How the Labs Are Funded

With no bombs to build, funding for the weapons program decreased throughout the early and mid-1990s. That trend has since been reversed, and lab spending is scheduled to increase each year between FY 1998 and FY 2000.

Of the DOE's estimated spending of $15.5 billion for FY 1999, $12.4 billion (or 80 percent) of the department's budget is for "Atomic energy defense activities." Of this amount, $4.4 billion is for "weapons activities" at the labs, while another $4.3 billion is for the environmental remediation of former weapons production sites, including the labs. The remaining amount, less than $4 billion, is spread among a variety of smaller defense-related activities. Only three-fourths of $1 billion from the Department of Energy's budget, or less than 5 percent of its total budget, will go to programs defined as "energy supply."14

Because the labs are not formally part of the government and are operated by private contractors, neither the President's budget nor the congressional appropriations bills include any specific reference to lab funding. Rather, a lump sum--$4.4 billion in FY 1999--is appropriated by Congress to the Department of Energy for "Weapons Activities." In turn, the DOE, nominally at its discretion, reallocates these funds to a variety of research, development, and weapons-related projects that are performed by the 17 national labs and six related entities that work under contract to the department.
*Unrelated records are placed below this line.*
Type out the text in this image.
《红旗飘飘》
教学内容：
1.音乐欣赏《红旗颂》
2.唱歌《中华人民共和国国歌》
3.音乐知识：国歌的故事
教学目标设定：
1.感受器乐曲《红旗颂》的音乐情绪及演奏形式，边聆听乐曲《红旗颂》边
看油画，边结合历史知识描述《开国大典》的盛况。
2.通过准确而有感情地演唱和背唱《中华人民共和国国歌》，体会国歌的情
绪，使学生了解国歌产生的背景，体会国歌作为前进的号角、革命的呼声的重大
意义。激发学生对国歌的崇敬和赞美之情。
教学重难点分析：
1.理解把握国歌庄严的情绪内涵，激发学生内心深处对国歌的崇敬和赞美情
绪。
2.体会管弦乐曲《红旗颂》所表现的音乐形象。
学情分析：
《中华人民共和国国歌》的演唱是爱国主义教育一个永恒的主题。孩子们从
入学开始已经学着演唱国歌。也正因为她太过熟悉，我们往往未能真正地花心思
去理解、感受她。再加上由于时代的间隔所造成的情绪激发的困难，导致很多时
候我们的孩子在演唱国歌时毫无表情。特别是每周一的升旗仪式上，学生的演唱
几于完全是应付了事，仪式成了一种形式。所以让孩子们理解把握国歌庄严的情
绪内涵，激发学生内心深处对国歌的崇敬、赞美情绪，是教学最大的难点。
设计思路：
Of this lump sum, $3.2 billion, or 73 percent of the total, goes to the five facilities described above as the bomb factory. On a regional basis, about three-quarters of the bomb factory money is spent in facilities located in New Mexico.

A look at two of the DOE's contract labs illustrates their differences in focus. Oak Ridge National Laboratory was established in Tennessee in 1942 to assist in the development of the first atomic bomb and through the 1960s was an important component of the nuclear weapons programs. It currently employs 4,453 workers under a budget of nearly half a billion dollars from all sources, including the DOE. In recent years, Oak Ridge has shifted increasingly toward civilian programs, and defense programs account for just 7 percent of the $385 million it received from the DOE in FY 1998.15

In contrast, the Sandia National Laboratory in Albuquerque, New Mexico, employs a work force of 7,374 and operates with a budget of nearly $1.3 billion from all sources. Of this amount, about $1 billion is from the DOE, and 82 percent of that allocation, or $822 million, is for national defense purposes. At Los Alamos, with 6,900 workers, the percentage of weapons work is 69 percent, while the same share accounted for the defense work of the 7,300 employees at Lawrence Livermore.